O Projeto Volta Grande terá apenas uma barragem de rejeitos e sua capacidade, após 12 anos de operação, será de 35,43 milhões de metros cúbicos, o que equivale a 1/3 da barragem de Fundão, de Mariana (MG). A altura do barragem do Projeto Volta Grande, após 12 anos de operação, será de 44 metros, enquanto a barragem da Samarco era de 110 metros. A barragem de rejeitos da Belo Sun Mineração será construída para permanecer estável durante toda a vida útil do empreendimento e após o encerramento das operações. Além disso, a característica geológica da área prevista para construção dessa barragem (área de rocha extremamente sólida ou competente), bem como a topografia (vale natural) e seu sistema de alteamento, à jusante, lhe darão maior estabilidade e segurança.

Amazônia.org.br – Gostaria de conhecer melhor o plano de tratamento de rejeitos do empreendimento e como irão garantir a segurança do Rio Xingu.

O Projeto Volta Grande não fará utilização de água do Rio Xingu, portanto, não haverá interferência por parte dele na vazão do rio. A água da chuva é suficiente, com exceção de pequena quantidade de água de serviços e uso geral e da água potável, que virão de outras fontes. A água que será utilizada no processo do Projeto Volta Grande será obtida através da coleta e armazenamento de água da chuva em dois lagos de contenção, que servirão como lagos de gerenciamento de águas pluviais. Essa água será utilizada e recirculada entre a planta de beneficiamento e a barragem de rejeitos. Na Licença de Instalação (LI) emitida pela Secretaria de Estado de Meio Ambiente e Sustentabilidade do Pará (Semas/PA), as condicionantes de nº 20, 48, 56 determinam que a empresa realize o monitoramento hidrológico, com periodicidade mensal e anual visando avaliar os níveis do rio Xingu, no trecho onde será implantado o projeto, considerando cenário atual e futuro da usina de Belo Monte.

Amazônia.org.br – A situação política atual do Brasil tem influenciado ou preocupado as decisões da empresa, já que quase todas as investigações tinham envolvidas construtoras e grandes empreendimentos? Possuem uma política anti-corrupção, já que até mesmo Belo Monte está entre as obras investigadas?

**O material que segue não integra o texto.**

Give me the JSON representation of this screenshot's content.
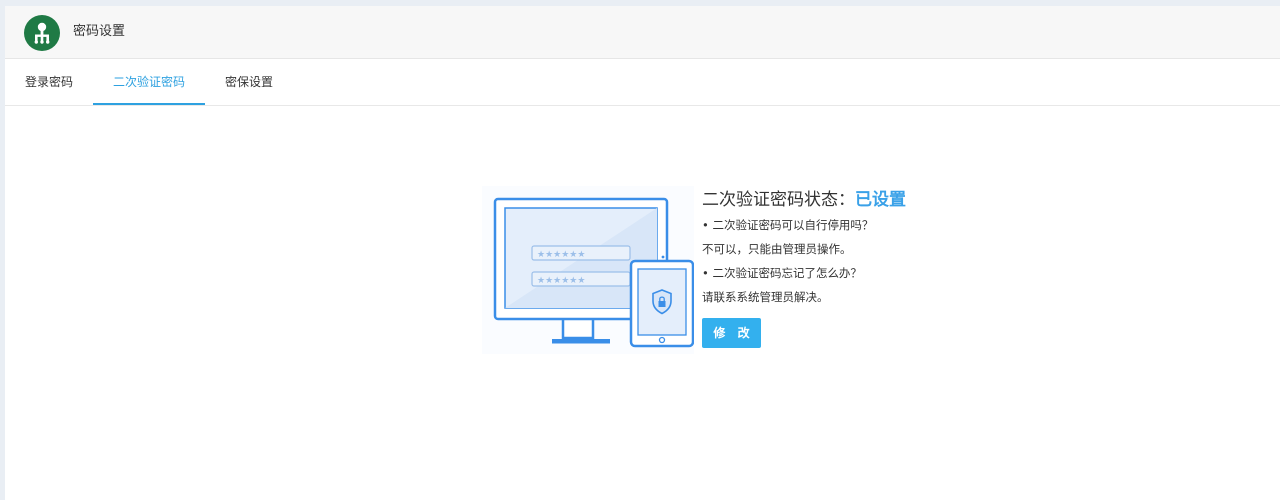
{
  "header": {
    "title": "密码设置",
    "avatar_icon": "user-tree-icon",
    "avatar_color": "#1f7a45"
  },
  "tabs": [
    {
      "label": "登录密码",
      "active": false
    },
    {
      "label": "二次验证密码",
      "active": true
    },
    {
      "label": "密保设置",
      "active": false
    }
  ],
  "main": {
    "status_label": "二次验证密码状态：",
    "status_value": "已设置",
    "faq": [
      {
        "question": "• 二次验证密码可以自行停用吗？",
        "answer": "不可以，只能由管理员操作。"
      },
      {
        "question": "• 二次验证密码忘记了怎么办？",
        "answer": "请联系系统管理员解决。"
      }
    ],
    "edit_button": "修 改",
    "illustration_icon": "monitor-tablet-lock-icon"
  },
  "colors": {
    "accent": "#2ea1e0",
    "status": "#3aa1e8",
    "button": "#33b0ee"
  }
}
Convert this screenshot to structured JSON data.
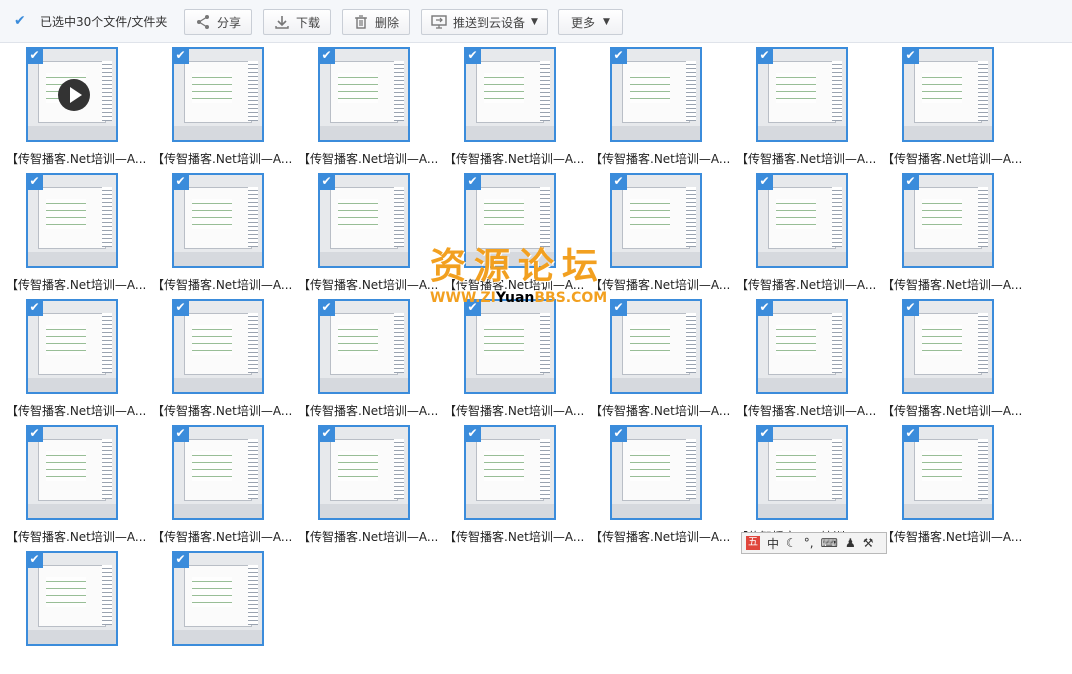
{
  "toolbar": {
    "select_all_label": "已选中30个文件/文件夹",
    "share_label": "分享",
    "download_label": "下载",
    "delete_label": "删除",
    "push_label": "推送到云设备",
    "more_label": "更多"
  },
  "file_name": "【传智播客.Net培训—A...",
  "files_total_visible": 30,
  "watermark": {
    "title": "资源论坛",
    "url_left": "WWW.ZI",
    "url_mid": "Yuan",
    "url_right": "BBS.COM"
  },
  "ime": {
    "logo": "五",
    "mode": "中"
  },
  "colors": {
    "accent": "#3b8cdb",
    "watermark": "#f2a020"
  }
}
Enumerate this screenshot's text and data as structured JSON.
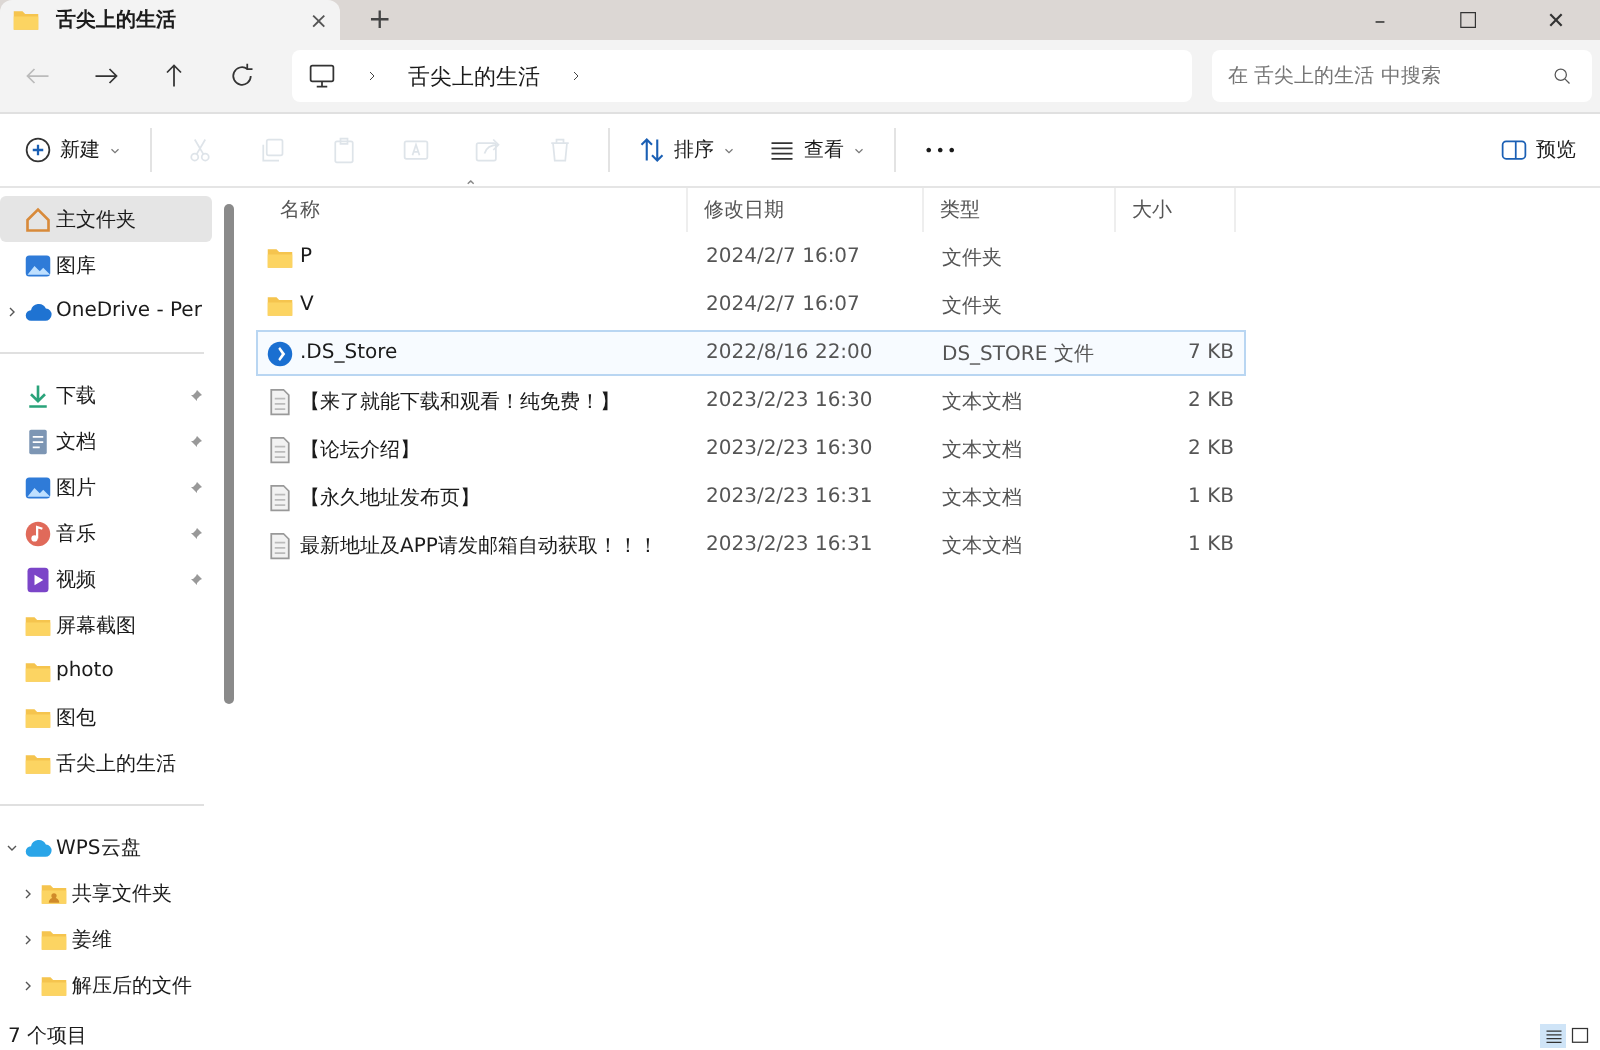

Sim, a Belo Sun Mineração, por ser uma empresa com ações cotadas na Bolsa tem uma política de adequação às normas legais e ética, onde se enquadram as disposições anti-corrupção. Há um departamento específico (Jurídico e Compliance) para cuidar desses temas. A Belo Sun Mineração sempre se portou com transparência e disponibilidade para que todos os cidadãos fossem informados sobre seu empreendimento, inclusive durante os quase cinco anos do processo das licenças Prévia e de Instalação, provendo inúmeros estudos, esclarecimentos e atendendo a todos os questionamentos de forma profissional e proativa – e assim continuará a agir também nas questões que se apresentarem à frente.